The money doesn’t flow equally, though. Hao interviews people working for outsourced companies in Kenya, Colombia and Chile, who annotate the data that generative AI is trained on, sifting out harmful content for low pay and without much thought for their mental health. The AI, meanwhile, is powered by vast datacentres, buildings packed with computers, that require a huge amount of energy to run, and whose cooling systems require a huge amount of water. In the near future there will be even bigger datacentres known as “mega-campuses”. Just one of these could use more energy than three cities the size of San Francisco.

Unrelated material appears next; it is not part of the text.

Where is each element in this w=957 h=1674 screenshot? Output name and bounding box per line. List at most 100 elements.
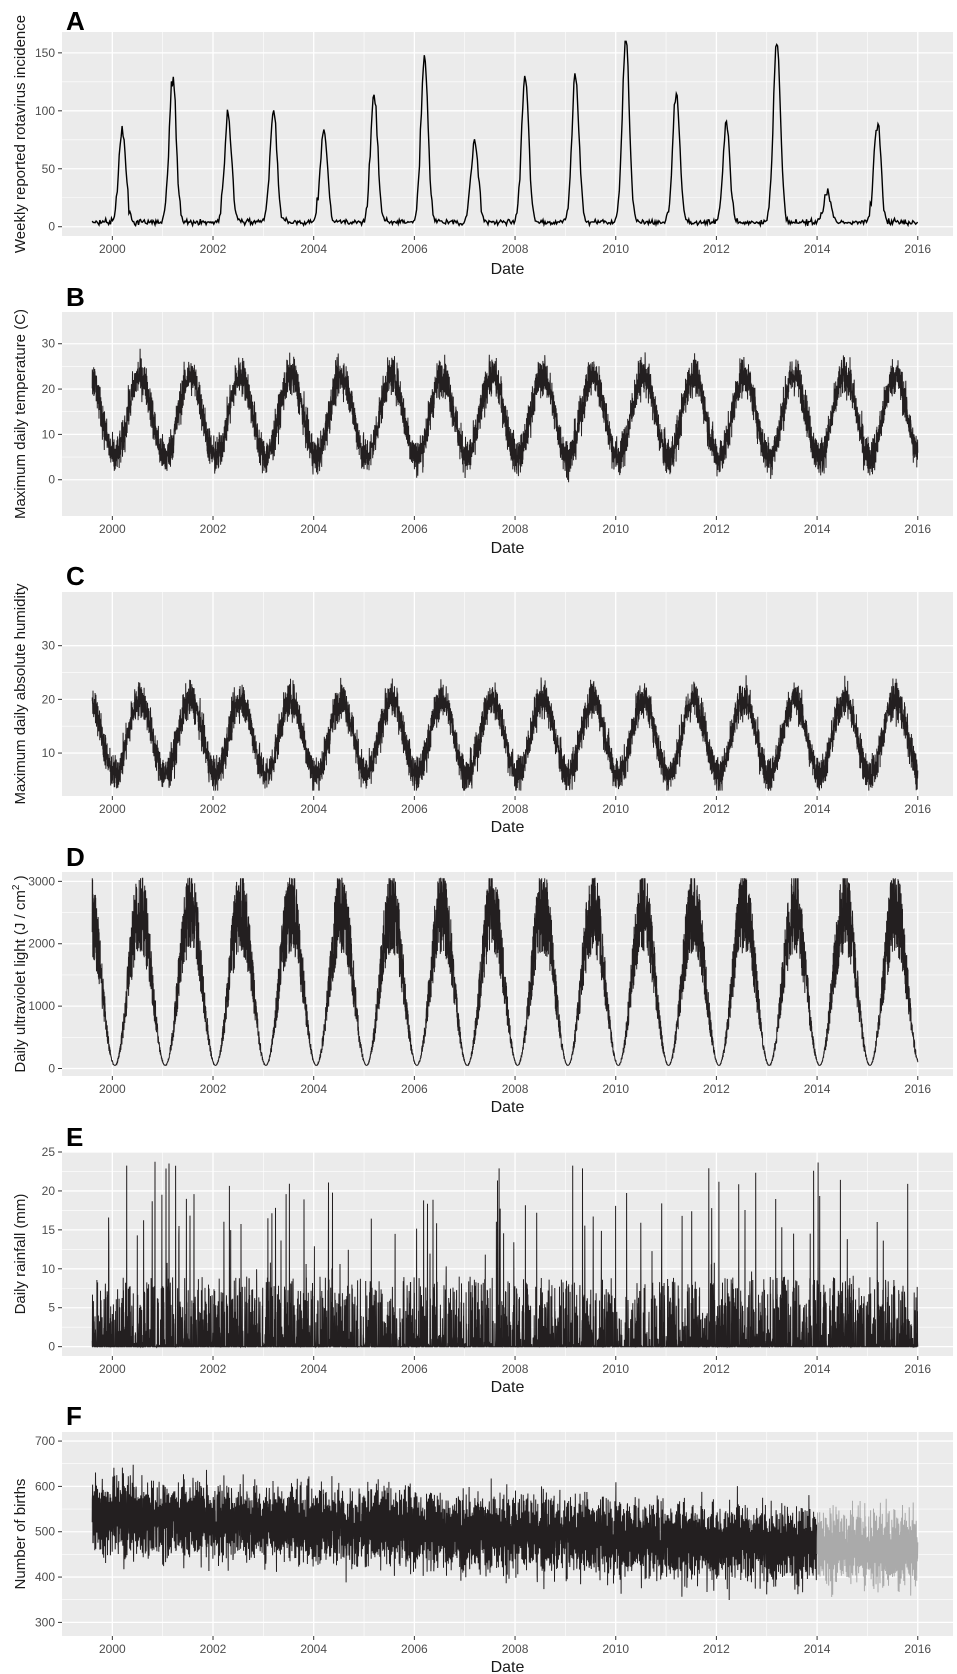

The premise of her book is that the AI giants are running an empire. But history shows us that empires can and do fall. Hao sees each step of the supply chain as a potential site of resistance. Artists and writers, for instance, are pushing back against their work being used to train generative AI (the Guardian has a deal with OpenAI for the use of its content). Enforcing data privacy laws, “are also ways to contain the empire”, as is forcing companies to be transparent about their environmental impact, from their energy consumption to where and how the minerals needed for hardware are extracted. Tech companies, says Hao, “want their tools to feel like magic” but she would like more public education to make people realise that each AI prompt uses resources and energy. Hitting these pressure points and more means, she says, “we can slowly shift back to a more democratic model of governing AI”.
Compelling though he is, this isn’t just about Altman, the reigning emperor of AI. “It will take a far more concerted effort now to remove him,” she says, but adds, “we fixate a bit too much on the individual”. If, or when, Altman chooses to step down or is successfully ousted, will his successor be any different? “OpenAI is ultimately a product of Silicon Valley.” And anybody who may one day replace Altman, says Hao with foreboding, is going to pursue the same objective: “To build and fortify the empire.”